The bunker was like a hive that had been swatted with a baseball bat, and now all the bees were buzzing in a frenzy around it.

Some of the people did a double take when they saw Finn, me, and our growling jackaltooth, but most of them ignored us, hurrying away on some undefined mission.

On our previous rides on the ghost train, Finn and I had stayed in the present with figments from the past. But none of this was in the present or the past. It was some strange alternate reality or terrible future.

The thunderous rumblings were louder, more frequent.

Some shook the ground. The red-sky taint was bloodiest to the south. Over Manhattan.

As we hurried into the concrete-bunker-like building, the acrid, bitumen air cleared, giving way to a cool, damp, cave-like scent. The activity around the entry trickled away, until we were the only ones walking through the hallways.

At a metal door, the man knocked twice with his knuckles and murmured, “He’s in there.”

The man hurried off so quickly I wondered if I’d imagined his exhaustion.

At a muffled call to enter, Finn reached over and gave my hand a quick squeeze. He let go before I could look at him. All I could do was follow as he pushed open the door and strolled inside.

Finn jerked to a halt, and I ran into his firm back, thudding to a stop.

He made a stunned noise, and Luvic crouched next to him, his tail swishing like a knife sharpening on a whetstone.

I shook my head, steadying myself, then stepped around Finn.

I stumbled when I saw the man sitting in the corner. Finn’s hand darted out, steadying me.

“What are you doing here?” Finn asked, his voice more menacing than I’d ever heard it.

There was a slight ringing in my ears and a nauseous churning in my stomach. It rolled, seasick with fear. I knew this man. This being.

Before, I’d claimed I’d never spoken to him, but now, the memories of our interactions opened before me like seedlings sprouting from the thawed spring ground. One. Two. Three.

The first time was the day I became a nine.

It was my fourth birthday. I’d been running down the hallway after my blue rubber ball.

I’d dropped it, and it had bounced ahead of me.

My shoe was untied, and I’d nearly tripped as I’d raced to catch it.

Then, a shadow had stepped from the stone wall, and the man had stopped my ball with his booted foot.

I’d cowered under his probing stare, hating the cold, inhuman feel of him.

“Careful,” he’d said, his voice like the grinding of bones to ash. “We don’t want you to fall.”

I’d snatched the ball and run away. Hours later, I’d fallen down the stairs and died my first death.

The second time I saw him, I was eight years old.

He’d slipped from Jagger’s office like a rock breaking off a cliff wall.

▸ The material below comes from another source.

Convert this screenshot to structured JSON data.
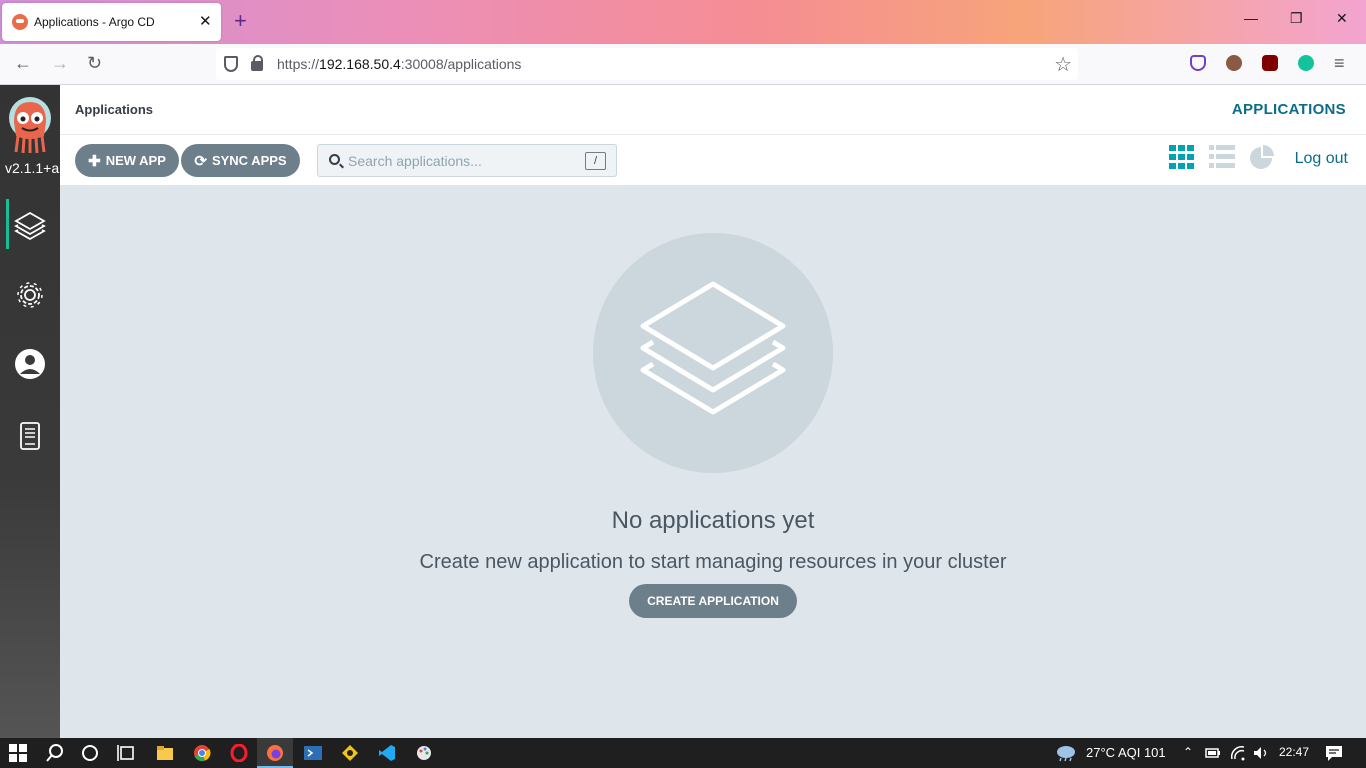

I’d recognized him before I’d seen his face.

The feel of being near to him was the same: a nauseous, primordial fear that left me weak-kneed, breaking into a cold sweat, with every instinct screaming that this thing was so antihuman, so antilife, I must run.

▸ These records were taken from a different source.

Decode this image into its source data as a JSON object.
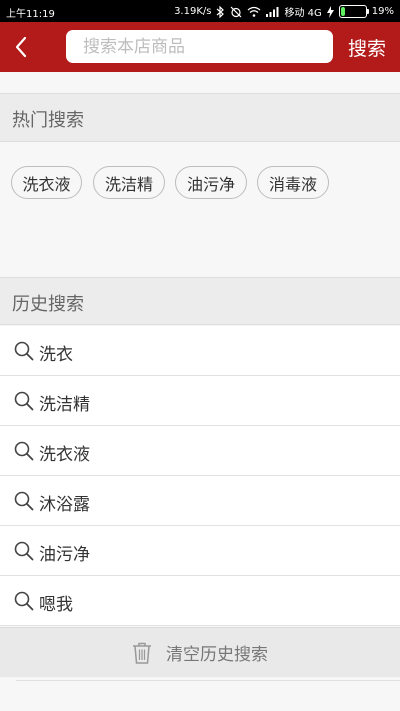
{
  "status_bar": {
    "time": "上午11:19",
    "net_speed": "3.19K/s",
    "carrier": "移动 4G",
    "battery_percent": "19%",
    "battery_level": 0.19,
    "battery_color": "#5ef060"
  },
  "header": {
    "back_icon": "chevron-left-icon",
    "search_placeholder": "搜索本店商品",
    "search_value": "",
    "search_button_label": "搜索",
    "bar_color": "#b31a1a"
  },
  "hot_search": {
    "title": "热门搜索",
    "tags": [
      "洗衣液",
      "洗洁精",
      "油污净",
      "消毒液"
    ]
  },
  "history": {
    "title": "历史搜索",
    "item_icon": "search-icon",
    "items": [
      "洗衣",
      "洗洁精",
      "洗衣液",
      "沐浴露",
      "油污净",
      "嗯我"
    ]
  },
  "clear_history": {
    "icon": "trash-icon",
    "label": "清空历史搜索"
  }
}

I couldn’t. I’d been frozen, pressed to the wall, shaking with terror.

He’d known I was there—I could feel his attention.

But he hadn’t slowed, turned, or acknowledged me as he’d slid through the hall, leaving Hell Gate.

Minutes later, Jagger had found me, and I’d almost wept at his cold, familiar, rocklike feel.

Jagger had been in a rage. He’d sent me to the Clark’s, where I’d failed to do what he asked, so he’d chained me to a brick wall for days. And then I’d met Finn for the first time.

The last time I saw this man was the day Justice became a mine.

He’d been there while Justice was still coming back to himself, chained in the conjurer’s cage.

I’d watched as he slipped from the basement, wondering what he’d said to Justice or what he’d done.

He’d seen me shiver at his passing. When he did, he’d paused and said in that same creaky bone-to-ashes voice, “Are you afraid of me, or are you afraid of what’s in the mirror? ”

I knew better than to answer, and so I’d stayed quiet, hushing my heartbeat.

His mouth was too wide for a human. It was as if he’d been a fish caught on a hook and someone had ripped the edges of his mouth all the way to his ears, trying to free the lure.

He’d smiled at me, his lips pulling wide. “The world is your mirror. It reflects your soul. What you see is what you are. What I am is what you’ll be. Don’t believe me?”

I’d held my breath, not wanting to breathe in his musty-cave scent.